他の地域にはない文言に久しぶりに面食らいながら、高い柵と鉄格子で囲まれた要塞のような警察署を通り過ぎる。

ホテル一泊「850円」ラーメン「200円」

衣食住、ここの物価は日本とは思えないほど軒並みに安い。

お世話になっていた支援団体は変わらずに、明るく朗らかにそこに建っていた。そこに集う人たちは一様にまっすぐに淡々と支援をつづける。

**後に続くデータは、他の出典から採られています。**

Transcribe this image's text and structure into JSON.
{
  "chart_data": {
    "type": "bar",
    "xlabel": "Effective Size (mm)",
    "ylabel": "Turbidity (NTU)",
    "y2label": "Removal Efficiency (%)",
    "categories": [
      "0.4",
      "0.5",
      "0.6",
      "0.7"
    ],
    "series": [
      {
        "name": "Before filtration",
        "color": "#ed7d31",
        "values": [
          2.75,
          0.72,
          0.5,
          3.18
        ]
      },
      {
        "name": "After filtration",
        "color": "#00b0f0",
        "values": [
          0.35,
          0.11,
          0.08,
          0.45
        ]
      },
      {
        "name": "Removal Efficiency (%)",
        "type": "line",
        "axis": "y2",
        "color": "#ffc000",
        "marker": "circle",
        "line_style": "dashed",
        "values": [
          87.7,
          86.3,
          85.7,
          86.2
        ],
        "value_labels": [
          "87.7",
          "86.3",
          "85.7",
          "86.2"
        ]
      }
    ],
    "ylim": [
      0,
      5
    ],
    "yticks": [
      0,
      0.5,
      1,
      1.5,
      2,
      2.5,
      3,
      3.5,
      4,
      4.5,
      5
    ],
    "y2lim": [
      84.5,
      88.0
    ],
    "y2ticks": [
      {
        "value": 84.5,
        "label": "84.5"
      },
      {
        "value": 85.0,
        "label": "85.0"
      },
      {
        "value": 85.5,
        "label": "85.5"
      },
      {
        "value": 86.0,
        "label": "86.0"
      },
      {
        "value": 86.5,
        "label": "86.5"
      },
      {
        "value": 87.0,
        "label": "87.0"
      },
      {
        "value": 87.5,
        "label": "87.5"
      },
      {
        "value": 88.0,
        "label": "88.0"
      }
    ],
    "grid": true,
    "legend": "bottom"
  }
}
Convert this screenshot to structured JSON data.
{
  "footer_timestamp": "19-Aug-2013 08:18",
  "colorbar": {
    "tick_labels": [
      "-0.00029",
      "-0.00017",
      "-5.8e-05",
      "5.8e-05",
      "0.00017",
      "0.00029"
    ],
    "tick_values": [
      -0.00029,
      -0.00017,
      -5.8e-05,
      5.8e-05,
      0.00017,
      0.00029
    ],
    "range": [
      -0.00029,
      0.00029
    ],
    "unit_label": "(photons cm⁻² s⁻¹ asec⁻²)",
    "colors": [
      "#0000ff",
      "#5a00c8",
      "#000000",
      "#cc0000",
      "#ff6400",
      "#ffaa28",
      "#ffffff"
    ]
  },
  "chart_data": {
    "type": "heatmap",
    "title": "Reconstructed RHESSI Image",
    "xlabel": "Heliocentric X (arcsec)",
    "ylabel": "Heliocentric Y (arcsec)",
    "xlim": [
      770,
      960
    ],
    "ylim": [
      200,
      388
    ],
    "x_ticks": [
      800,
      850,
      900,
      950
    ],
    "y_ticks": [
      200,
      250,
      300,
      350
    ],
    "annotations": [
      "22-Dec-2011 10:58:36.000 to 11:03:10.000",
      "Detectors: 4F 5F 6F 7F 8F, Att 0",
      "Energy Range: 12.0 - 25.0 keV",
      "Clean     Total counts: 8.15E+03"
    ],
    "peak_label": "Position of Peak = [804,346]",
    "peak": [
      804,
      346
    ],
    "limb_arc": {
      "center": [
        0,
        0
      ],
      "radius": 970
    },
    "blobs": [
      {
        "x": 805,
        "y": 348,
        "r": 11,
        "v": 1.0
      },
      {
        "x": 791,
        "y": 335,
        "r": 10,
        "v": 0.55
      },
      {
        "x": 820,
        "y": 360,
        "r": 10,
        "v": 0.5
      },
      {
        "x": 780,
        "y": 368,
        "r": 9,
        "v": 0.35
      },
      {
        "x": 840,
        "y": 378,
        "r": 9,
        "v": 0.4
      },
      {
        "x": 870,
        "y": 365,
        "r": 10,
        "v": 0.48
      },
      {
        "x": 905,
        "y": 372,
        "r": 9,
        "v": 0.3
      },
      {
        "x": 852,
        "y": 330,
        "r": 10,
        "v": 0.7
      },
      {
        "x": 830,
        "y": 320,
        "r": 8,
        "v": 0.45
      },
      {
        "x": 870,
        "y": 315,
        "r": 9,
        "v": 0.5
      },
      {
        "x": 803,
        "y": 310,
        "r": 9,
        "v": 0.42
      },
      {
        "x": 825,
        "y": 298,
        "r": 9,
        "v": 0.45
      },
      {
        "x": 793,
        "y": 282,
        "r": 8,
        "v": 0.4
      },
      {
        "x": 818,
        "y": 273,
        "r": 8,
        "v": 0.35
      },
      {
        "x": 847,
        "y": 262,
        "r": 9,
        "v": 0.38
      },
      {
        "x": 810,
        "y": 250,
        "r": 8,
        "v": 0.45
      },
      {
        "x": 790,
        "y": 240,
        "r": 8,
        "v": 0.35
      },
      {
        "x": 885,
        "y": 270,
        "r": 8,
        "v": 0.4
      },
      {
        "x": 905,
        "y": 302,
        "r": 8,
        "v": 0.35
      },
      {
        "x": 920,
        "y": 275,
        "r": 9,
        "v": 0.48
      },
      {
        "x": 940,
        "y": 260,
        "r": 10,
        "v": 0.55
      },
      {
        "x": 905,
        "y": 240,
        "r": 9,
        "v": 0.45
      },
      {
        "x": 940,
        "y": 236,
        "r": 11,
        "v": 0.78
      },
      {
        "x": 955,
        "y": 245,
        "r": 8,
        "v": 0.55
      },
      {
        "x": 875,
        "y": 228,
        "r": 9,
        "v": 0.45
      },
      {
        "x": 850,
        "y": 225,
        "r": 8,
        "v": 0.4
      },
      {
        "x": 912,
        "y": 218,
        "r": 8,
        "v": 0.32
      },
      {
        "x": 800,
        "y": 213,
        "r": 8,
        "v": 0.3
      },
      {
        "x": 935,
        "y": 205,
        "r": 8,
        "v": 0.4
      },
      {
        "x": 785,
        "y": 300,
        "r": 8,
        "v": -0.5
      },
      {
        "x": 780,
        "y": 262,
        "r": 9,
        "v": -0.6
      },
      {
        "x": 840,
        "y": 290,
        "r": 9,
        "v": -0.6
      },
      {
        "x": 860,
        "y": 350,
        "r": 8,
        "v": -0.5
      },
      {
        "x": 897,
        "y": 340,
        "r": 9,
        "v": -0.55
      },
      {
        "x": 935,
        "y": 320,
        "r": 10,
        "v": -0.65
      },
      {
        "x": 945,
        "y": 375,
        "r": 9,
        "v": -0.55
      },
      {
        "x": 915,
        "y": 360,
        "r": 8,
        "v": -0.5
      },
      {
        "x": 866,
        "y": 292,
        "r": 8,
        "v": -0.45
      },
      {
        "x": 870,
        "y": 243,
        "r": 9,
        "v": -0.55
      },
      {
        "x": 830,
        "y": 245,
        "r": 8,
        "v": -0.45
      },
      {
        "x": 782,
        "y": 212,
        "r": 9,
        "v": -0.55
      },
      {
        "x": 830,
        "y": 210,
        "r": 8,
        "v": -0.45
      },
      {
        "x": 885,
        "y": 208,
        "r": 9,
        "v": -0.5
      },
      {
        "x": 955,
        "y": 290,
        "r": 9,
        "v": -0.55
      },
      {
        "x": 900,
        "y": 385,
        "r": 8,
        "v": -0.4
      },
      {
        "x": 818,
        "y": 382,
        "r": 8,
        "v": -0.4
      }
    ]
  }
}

 見たくないものを見ないようにすること、人の行動を非難することは簡単にできる。反対に、信念をもって一つの支援を続けていくことはどれほどのことだろう。偽善や同情では不可能な活動がそこにはある。

「おおきに。すんません。ありがとう」

すまなさそうに並ぶ人、疲れ切った顔の人、歯がない顔で屈託なく笑う人。
おじさんたちは、15年前と変わらない。

あなたのことを気にかけているよ。
見ているよ。
生きていてね。
一緒にこの世界にいようね。

 今回久しぶりに炊き出しに参加させてもらい、炊き出しや夜回りにはこんな想いがこもっているのではないかと感じた。


住民票が日本にない
携帯がない
職業がない
銀行口座がない
自宅がない

 

 状況と程度は違えども、私も今年1月に帰国し急きょ日本にとどまることとなり、これだけでも随分落ち着かなかった。
 それなのに、身寄りがない。居場所がない。仕事がない。絶えずヒエラルキーの最下層であると常に突き付けられながら、世間とのつながりもたたれるのはどんな気持ちか。

あなたのことを気にかけているよ。
見ているよ。
生きていてね。
一緒にこの世界にいようね。

 隠したい過去や失敗、人に言えないこと、つらい経験。自分を責めたり、過去を責めたりすることもあるかもしれない。自分からも社会からも、世間からも責められ、どこにいても疎外感を感じる人達にとって、自分たちの存在を肯定してくれるうららかな声は、それだけで生きる希望となる。


人の温かさ、社会の不条理、15年の歳月を経た自身の変化、いろんなものを感じられたのも、思い切ってパンドラの箱をあけたからこそ。良かったしかない。